Infosec researchers have determined that Grind3lwald is a fully-functional Remote Access Trojan (RAT) that can be customized to perform numerous intrusive and threatening actions on compromised computers. Despite having an official website where its authors claim that Grind3lwald is not intended to be used in illegal activities, the RAT is also being promoted on dedicated hacker forums. In fact, Grind3lwald's developers offer several different price plans, depending on the desired functionality of the threat. Apparently, the RAT also can be instructed to act as a loader, keylogger or stealer.

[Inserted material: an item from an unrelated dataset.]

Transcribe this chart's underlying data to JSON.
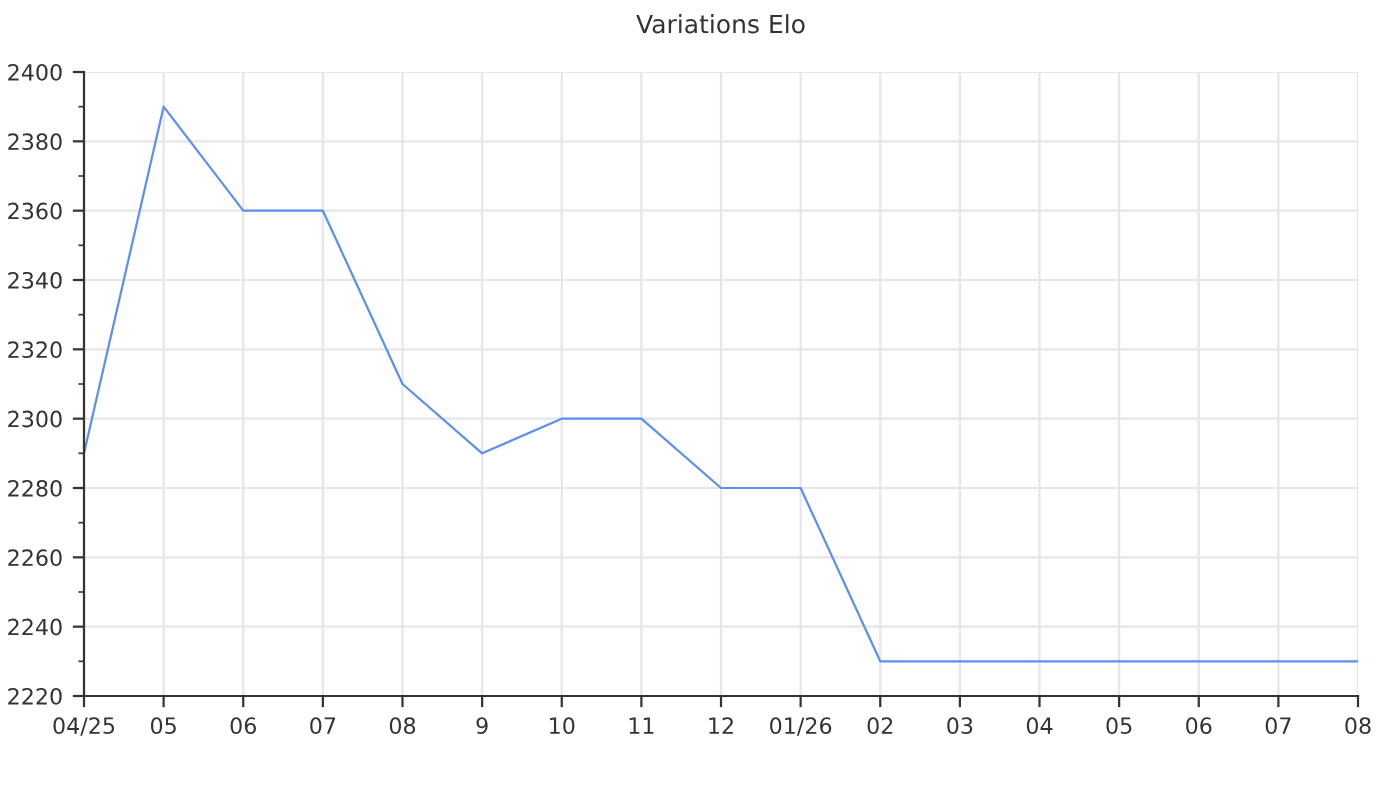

Typically, loaders are initial-stage threats responsible for the delivery of next-stage payloads. This means that besides its remote access capabilities, Grind3lwald also could be used to deploy other threats to the victim's device, such as ransomware, crypto-miners, other trojans and more. Keyloggers, on the other hand, are stealthy implants designed to spy on the victim and obtain sensitive private data by tracking each keyboard or mouse input. Finally, by including stealer functions, Grind3lwald could attempt to extract private data from Web browsers or other installed applications. Usually, the attackers aim to obtain account credentials (emails, usernames and passwords), as well as payment/banking information.
An additional feature offered by Grind3lwald is the ability to exploit macro commands in Excel documents. Cybercriminals often employ corrupted macros in their attack campaigns as an initial vector of compromise to the targeted computers. These macros are injected into a weaponized bait document and are executed the moment the victim tries to open the file. In most cases, these compromised files are disseminated via spam email campaigns.